My application has a similar need to enforce uniqueness. I do it the old-fashioned way: with a constraint on a SQL table, either a completely standalone table that is maintained separately from Axon, or, more often, a table in the query model.
The pattern I end up using in several places is that when a request comes in from a client, I first insert skeleton/dummy rows into the query tables that represent the objects that need uniqueness guarantees. Those rows can be mostly null or dummy values, but contain the real values for all the columns that need to be unique. The tables have unique or primary key constraints on those columns. If one of the inserts fails, I roll back the transaction and return an error to the client telling them they used a duplicate ID. In your example, you could have a numeric user ID that serves as the aggregate ID, and also a username, and make the database enforce that both are unique.

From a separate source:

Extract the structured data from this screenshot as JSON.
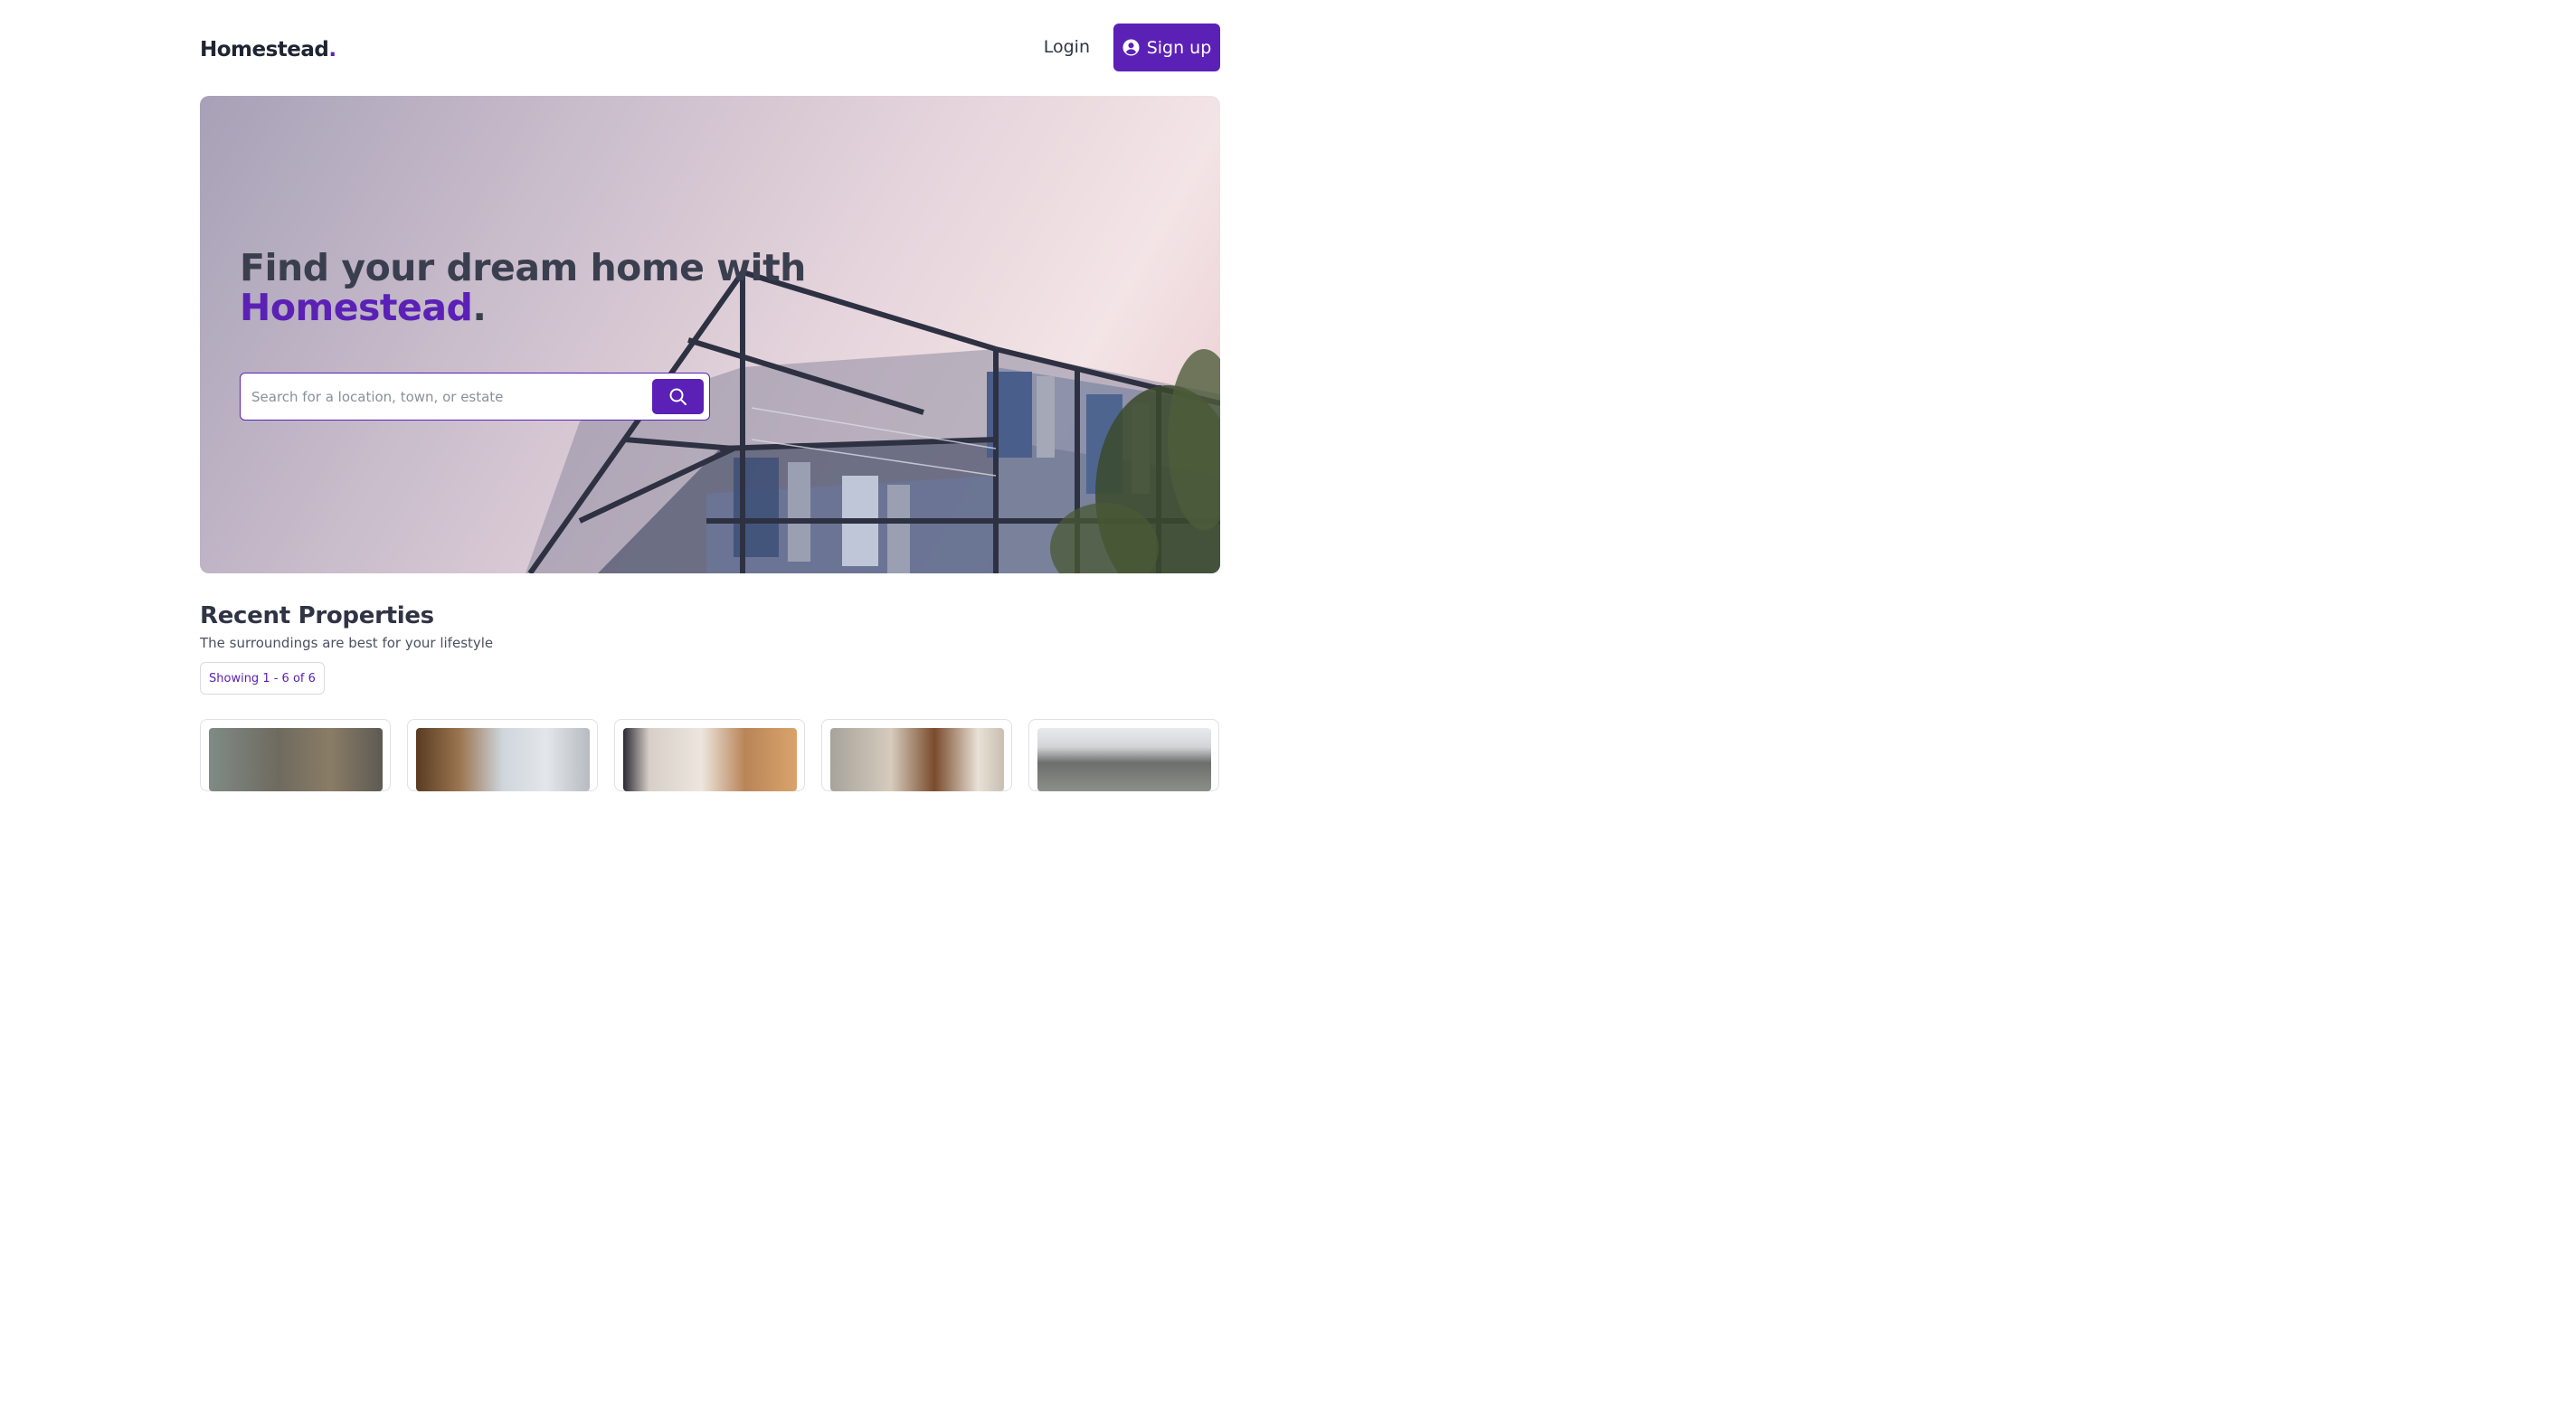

If the inserts succeed, I dispatch commands to create any required aggregates in the usual way. Then later, when the aggregates publish “created” events, an event handler populates the rest of the data in the query tables. The event handler inserts a new row if there isn’t one already (to support rebuilding the query tables by replaying the event log) but in normal operation, it updates rows that were inserted before the aggregate creation commands were dispatched.
One could argue that this setup is not 100% pure event-sourced CQRS, but it is still pretty clean and solves the problem. I love aggregates and sagas but sometimes they’re not the right tool for the job.
Separating the aggregate identifier from the business-meaningful identifier is generally good advice too. In the user table example, with an aggregate identifier that is something other than the username, you can then easily support a user changing their username, and you won’t lose a single bit of the user’s history. That’d be pretty painful if the username were the aggregate identifier.
Of course, this is just how I solve the problem as a random Axon user. Perhaps other people approach it differently.